No, it’s not just you — men really do tend to think they’re smarter than everyone else.

According to one of the researchers behind a recent study in the journal Frontiers in Psychology that found men tend to overestimate their intelligence quotient (IQ) scores more often than women, the pattern seems to be related to how masculine a person acts, and not just their assigned sex at birth.

It bears noting, of course, that the accuracy and ethics of IQ tests have been widely called into question. Still, this new research is illuminating because it looked at gender differences in how smart people perceive themselves to be.

“Psychology and intelligence researchers are unequivocal: men and women do not differ in actual IQ,” David Reilly of Australia’s Griffith University wrote in The Conversation. “There is no ‘smarter sex’.”

Nevertheless, a person’s masculinity quotient or “psychological gender” — measured in this study using something called the Bem Sex Role Inventory test — seems to have deep implications for how people assess their own cognitive abilities, Reilly wrote. In short, they found that people who act more masculine, regardless of assigned sex at birth, tend to think they’re smarter than they are.

The intriguing findings didn’t stop there. While the sex someone was assigned at birth was still the predominant indicator of how respondents scored their own IQ, “highly masculine subjects rating their intelligence higher” was a trend throughout the study, which had 228 participants, 103 of whom identified as male and 125 as female.

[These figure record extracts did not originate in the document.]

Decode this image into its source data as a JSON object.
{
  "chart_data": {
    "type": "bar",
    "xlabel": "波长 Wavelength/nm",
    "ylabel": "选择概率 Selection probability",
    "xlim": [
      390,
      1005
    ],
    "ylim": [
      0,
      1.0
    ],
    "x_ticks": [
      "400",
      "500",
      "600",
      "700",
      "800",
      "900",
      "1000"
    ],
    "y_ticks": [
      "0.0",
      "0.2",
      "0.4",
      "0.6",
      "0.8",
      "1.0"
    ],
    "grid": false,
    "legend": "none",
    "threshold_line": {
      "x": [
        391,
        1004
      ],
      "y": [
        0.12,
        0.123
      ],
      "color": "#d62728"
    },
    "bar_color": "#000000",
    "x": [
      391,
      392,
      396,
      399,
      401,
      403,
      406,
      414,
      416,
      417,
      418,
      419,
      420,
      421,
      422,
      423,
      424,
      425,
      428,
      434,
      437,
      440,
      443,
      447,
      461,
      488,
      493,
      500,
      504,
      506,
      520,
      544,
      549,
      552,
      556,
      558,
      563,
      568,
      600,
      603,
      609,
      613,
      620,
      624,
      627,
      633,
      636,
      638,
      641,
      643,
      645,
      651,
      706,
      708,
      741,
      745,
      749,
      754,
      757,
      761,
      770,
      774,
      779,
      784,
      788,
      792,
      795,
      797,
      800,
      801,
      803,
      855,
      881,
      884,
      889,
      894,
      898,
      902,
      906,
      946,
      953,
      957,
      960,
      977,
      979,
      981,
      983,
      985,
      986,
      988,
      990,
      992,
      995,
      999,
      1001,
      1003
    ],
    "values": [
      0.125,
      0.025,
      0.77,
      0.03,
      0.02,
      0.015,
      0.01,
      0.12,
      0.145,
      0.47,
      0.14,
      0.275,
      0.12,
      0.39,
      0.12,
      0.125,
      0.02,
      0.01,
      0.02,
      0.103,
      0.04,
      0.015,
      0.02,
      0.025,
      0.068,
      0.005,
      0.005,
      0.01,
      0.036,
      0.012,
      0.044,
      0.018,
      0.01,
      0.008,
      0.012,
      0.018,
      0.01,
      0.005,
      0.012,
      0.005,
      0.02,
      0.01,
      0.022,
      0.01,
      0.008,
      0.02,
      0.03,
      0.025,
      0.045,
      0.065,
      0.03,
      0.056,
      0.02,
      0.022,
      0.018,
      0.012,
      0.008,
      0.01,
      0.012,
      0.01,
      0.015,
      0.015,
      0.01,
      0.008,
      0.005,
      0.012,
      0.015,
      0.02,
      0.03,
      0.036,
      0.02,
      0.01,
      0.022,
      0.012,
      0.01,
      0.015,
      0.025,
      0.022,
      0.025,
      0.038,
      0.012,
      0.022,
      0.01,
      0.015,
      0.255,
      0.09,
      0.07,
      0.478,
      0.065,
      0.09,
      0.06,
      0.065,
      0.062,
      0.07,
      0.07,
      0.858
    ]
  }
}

This study wasn’t the first of its kind — there’ve been tons of studies, with results all over the place, about which sex is smarter — it is one of the first to incorporate “psychological gender” into the mix, and to find that women who score high in masculinity based on the Bem Sex Role Inventory tend to have the same self-aggrandizing traits as men.

These gender differences could have many explanations that the Griffith researchers explored, from parental attitudes about gender roles to how much praise children get from their teachers. Its implications, however, could be far-reaching, and could explain everything from girls choosing not to pursue careers in science and engineering to the gender pay gap.

To put it another way, this study reinforces the case for a common phenomenon: society often teaches men to be wildly overconfident, even when that belief is absolutely misguided.